The apartment was often missing the pieces of furniture you might think were crucial to student life—sometimes the desk, often the chairs—and if a missing piece was inquired about, the inevitable answer was that it had been borrowed by the neighbors down the hall or broken during one of Ed and Braxton’s frequent parties. There were not enough chairs, but a section of the living room floor was covered in pillows made of richly textured fabrics. Whenever by some automatic habit Gene picked one up and set it on a chair, Ed said mildly: “Leave it on the floor, Ashe. That’s where it goes.”

  It turned out that Ed was not a literature student—he was majoring in molecular biology—but since he had done well in literature courses (and in art history, political science, philosophy, and economics, as well as in the courses required for his major), the academic organization had listed him as available to tutor in any subject. Ed’s off-campus housing and general fluency with college academics had led Gene to believe that Ed was older than him and probably from a city. But neither turned out to be true. Ed was just a junior like him, and he had grown up in the small town just across the river from Colton.

  Ed had joined the tutoring organization rather impulsively, because the two young, attractive women who ran it had asked him to. He had skipped the training session, resolving to participate according to his own style.

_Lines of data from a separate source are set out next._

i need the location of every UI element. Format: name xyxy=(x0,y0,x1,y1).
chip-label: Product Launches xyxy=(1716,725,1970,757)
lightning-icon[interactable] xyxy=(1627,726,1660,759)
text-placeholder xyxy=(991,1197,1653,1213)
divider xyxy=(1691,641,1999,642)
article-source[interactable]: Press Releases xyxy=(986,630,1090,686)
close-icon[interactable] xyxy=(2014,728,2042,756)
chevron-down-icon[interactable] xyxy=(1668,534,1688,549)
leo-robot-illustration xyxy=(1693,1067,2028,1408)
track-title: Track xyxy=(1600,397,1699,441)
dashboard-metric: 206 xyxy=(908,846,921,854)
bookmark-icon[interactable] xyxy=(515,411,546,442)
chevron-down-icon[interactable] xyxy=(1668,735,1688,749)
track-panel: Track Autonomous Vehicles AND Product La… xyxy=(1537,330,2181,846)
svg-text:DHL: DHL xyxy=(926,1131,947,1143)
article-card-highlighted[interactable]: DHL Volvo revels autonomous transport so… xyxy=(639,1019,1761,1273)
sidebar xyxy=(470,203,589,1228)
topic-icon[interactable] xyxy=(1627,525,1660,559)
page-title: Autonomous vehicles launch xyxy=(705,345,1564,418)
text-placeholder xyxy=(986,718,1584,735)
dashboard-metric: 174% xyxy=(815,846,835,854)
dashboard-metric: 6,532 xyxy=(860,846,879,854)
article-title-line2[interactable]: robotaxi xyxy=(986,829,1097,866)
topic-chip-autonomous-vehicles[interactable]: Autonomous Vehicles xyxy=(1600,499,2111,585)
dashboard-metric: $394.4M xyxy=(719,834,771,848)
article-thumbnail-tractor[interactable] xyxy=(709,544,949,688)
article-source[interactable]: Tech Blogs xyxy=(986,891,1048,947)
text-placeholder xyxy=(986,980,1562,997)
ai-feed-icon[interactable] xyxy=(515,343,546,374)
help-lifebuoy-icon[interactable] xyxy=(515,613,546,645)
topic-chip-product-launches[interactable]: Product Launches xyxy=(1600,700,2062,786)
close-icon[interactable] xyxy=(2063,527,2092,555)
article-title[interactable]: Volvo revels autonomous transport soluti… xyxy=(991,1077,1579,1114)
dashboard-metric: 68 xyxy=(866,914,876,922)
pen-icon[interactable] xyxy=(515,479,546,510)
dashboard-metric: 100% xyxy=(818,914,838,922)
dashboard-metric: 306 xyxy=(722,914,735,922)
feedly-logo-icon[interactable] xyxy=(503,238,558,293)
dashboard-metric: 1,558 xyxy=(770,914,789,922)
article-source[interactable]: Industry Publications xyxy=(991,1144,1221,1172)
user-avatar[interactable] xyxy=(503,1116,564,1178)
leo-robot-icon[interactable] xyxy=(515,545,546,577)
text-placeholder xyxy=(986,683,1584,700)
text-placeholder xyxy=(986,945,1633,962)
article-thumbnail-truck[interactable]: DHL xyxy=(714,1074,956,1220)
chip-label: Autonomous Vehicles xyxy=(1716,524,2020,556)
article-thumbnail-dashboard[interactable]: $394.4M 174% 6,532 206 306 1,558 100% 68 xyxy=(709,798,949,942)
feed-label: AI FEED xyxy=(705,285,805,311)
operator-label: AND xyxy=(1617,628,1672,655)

His manner of teaching was indirect—so indirect that Gene sometimes worried that he wasn’t learning anything. Inevitably their conversations drifted away from the text they were supposed to be studying toward any number of unrelated topics: whether it was relevant to know they would eventually die, whether happiness was something the self manufactured or whether it was largely the function of your relationships to others, whether romantic love was a worthy pursuit and if so whether that made it interesting or dull. By the time they returned to the text Gene would have forgotten about ankles and apples and birds altogether, and he would have to prod Ed to consider whether a particular line was or wasn’t trochaic meter.